Dwindling pensions still swindling funds from vital city and state services
Paul Sakuma, Associated Press
When a series of major cities went bankrupt in the height of the Great Recession, fears festered that scores of state and local governments faced immediate jeopardy. But after Stockton and San Bernardino in California, and then, most notably, Detroit all declared bankruptcy, the tide of insolvency slowed, leading many to think the crisis had passed.
Not so, agreed a panel of pension reform experts assembled at the Brookings Institution last week. Severely underfunded pensions are still forcing cities to crowd out vital services such as police, fire and schools, the panelists agreed, citing examples ranging from San Jose to Rhode Island.
By 2020, said Brookings Institution fellow Matthew Chingos, Milwaukie schools will have to fire 24 percent of their teachers or reduce salaries and benefits by 24 percent. The pressure comes amidst a series of major municipal bankruptcies that jarred the nation in the immediate aftermath of the Great Recession, reaching from major cities in California to the iconic manufacturing giant of Detroit.
Public pensions nationwide still sit in a $3 trillion “unfunded liability” gap, the difference between promised benefits and the money saved to pay them, Chingos said.

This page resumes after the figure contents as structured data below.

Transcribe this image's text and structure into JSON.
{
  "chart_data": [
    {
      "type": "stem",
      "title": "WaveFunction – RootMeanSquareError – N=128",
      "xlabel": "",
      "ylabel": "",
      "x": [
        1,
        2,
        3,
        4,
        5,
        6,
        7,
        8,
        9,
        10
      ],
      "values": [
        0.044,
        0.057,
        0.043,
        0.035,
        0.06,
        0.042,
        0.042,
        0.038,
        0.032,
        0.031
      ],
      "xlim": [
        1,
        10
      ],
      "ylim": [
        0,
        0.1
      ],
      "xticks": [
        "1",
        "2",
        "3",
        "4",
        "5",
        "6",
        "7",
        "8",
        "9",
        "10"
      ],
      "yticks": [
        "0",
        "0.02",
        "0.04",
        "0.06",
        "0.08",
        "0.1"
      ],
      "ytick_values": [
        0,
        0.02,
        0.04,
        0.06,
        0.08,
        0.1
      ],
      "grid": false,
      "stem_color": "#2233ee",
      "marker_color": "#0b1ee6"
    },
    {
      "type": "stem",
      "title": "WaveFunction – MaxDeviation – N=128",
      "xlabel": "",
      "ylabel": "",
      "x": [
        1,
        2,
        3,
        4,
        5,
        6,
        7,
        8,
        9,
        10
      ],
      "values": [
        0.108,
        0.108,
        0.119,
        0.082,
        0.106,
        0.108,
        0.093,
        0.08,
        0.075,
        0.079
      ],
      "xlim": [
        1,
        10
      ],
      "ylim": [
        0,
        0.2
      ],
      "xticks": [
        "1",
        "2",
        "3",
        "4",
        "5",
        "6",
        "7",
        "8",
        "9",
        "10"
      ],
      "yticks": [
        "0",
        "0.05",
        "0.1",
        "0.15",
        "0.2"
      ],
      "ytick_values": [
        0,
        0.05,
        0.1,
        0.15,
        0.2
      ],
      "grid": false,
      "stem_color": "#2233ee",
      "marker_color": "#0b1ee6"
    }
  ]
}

And while public employees have long assumed that their pensions are legally protected, he noted that a federal judge recently ruled in Detroit that pension obligations could be put on the chopping block there.
In addition to a handful of scholars, the Brookings panel included Mayor Chuck Reed of San Jose and Rhode Island Deputy Treasurer Mark Dingley — both Democrats and both fresh from the trenches of the pension reform wars.
None of the panelists disagreed on the essential thesis, namely that cities were being forced to choose between paying for essential services and servicing ongoing commitments to poorly handled and ill-considered pension plans.
San Jose, the third largest city in California and the 10th largest city in the country, found its pension costs eating up more than 20 percent of its annual budget, said Mayor Chuck Reed. Pension costs had tripled over a 10-year period, and the city had at first responded by decimating services.
Over a decade, the city cut its payroll by 28 percent. “No department escaped the cuts,” Reed said, “and that included police, fire and librarians.” City pension costs had jumped from $73 million a year to more than $245 million.
The city finally responded with pension reform pushed over the objections of its 11 employee bargaining units. The proposed reform was supported by 70 percent of the voters. “The alternatives were worse,” Reed said. “When the pain gets so much, service delivery, insolvency or bankruptcy, you get motivated.”
San Jose is not an outlier, Reed said. The state public employee and teacher retirement systems remain vastly underfunded even under optimistic scenarios, he said.
“We want to make sure our employees and retirees get paid what they’ve earned,” Reed said, “and we want to make sure residents get reasonable services they deserve. Trying to do both is extremely difficult.”
One problem, Reed said, is that it’s hard to get people to take the problem seriously until it’s nearly too late. “The sooner you start, the better off you are,” he said. “But the sooner you start, the harder it is to convince people they have to do something.”